“It’s not that!” he cried incoherently. “My dear girl, you mustn’t think I don’t like it—I like it very much. But it isn’t the thing—for a woman to kiss a man’s hand, I mean. It ought to be the other way about.”

“Not among us, lord,” she replied, gently but firmly. “But I will try to learn the ways of your people. And this, my offending you when I desire so much to please you, makes it easier for me to say what I wished to ask. Since I am now your wife, and it would grieve me to disgrace you before the great ones of your land, will you grant me a time in which I may study the things of Europe, and learn to talk about them?”

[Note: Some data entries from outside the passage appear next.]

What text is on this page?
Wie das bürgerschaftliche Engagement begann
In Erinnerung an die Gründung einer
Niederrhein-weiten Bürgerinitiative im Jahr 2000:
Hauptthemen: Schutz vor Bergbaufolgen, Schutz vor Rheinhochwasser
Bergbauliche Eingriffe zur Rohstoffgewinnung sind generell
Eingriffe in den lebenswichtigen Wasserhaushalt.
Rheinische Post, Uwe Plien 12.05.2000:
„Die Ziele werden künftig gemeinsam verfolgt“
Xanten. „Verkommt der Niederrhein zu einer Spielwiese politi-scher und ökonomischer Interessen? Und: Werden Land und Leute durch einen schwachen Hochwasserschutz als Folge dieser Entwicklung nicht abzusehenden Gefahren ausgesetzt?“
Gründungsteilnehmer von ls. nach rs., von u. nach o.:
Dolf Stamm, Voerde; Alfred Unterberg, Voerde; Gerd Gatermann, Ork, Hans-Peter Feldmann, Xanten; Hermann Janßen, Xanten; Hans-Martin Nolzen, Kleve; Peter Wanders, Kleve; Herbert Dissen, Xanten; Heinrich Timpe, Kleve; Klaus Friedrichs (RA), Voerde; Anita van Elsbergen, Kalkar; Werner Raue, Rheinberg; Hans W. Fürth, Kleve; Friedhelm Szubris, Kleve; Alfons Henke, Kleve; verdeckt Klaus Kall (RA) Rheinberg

“It sounds a good idea,” said Armitage, irresistibly amused by the businesslike way in which she spoke. “But what exactly would you wish to study?”

“Lord, I am very ignorant. I can spin and weave and sew and embroider, and cook—I made all the sweetmeats for the feast to-day—loukoumi and almond-milk and all——” she paused.

“And very good they were,” said the bridegroom heartily.

“But I know nothing of the things European ladies do. I cannot write, nor read—save a very little—I can speak neither French nor English. Ah, lord!” she clasped her hands entreatingly, “take me to the Lady Zoe, and let her teach me. Indeed I will do my best to learn from her, to learn to be like her. And when you come back in two or three years——”

“That is quite out of the question,” said Armitage, with great firmness. “A year at the very outside.”

“As you will, lord. I must learn all the harder. But truly you need not fear that the Lady Zoe’s kindness will be wasted, as when I was with her before.”

“That certainly makes the plan more promising,” said Armitage gravely. “Then when I come back, you promise that you will be exactly like the Lady Zoe?”

“Yes, lord, as far as I can,” very meekly.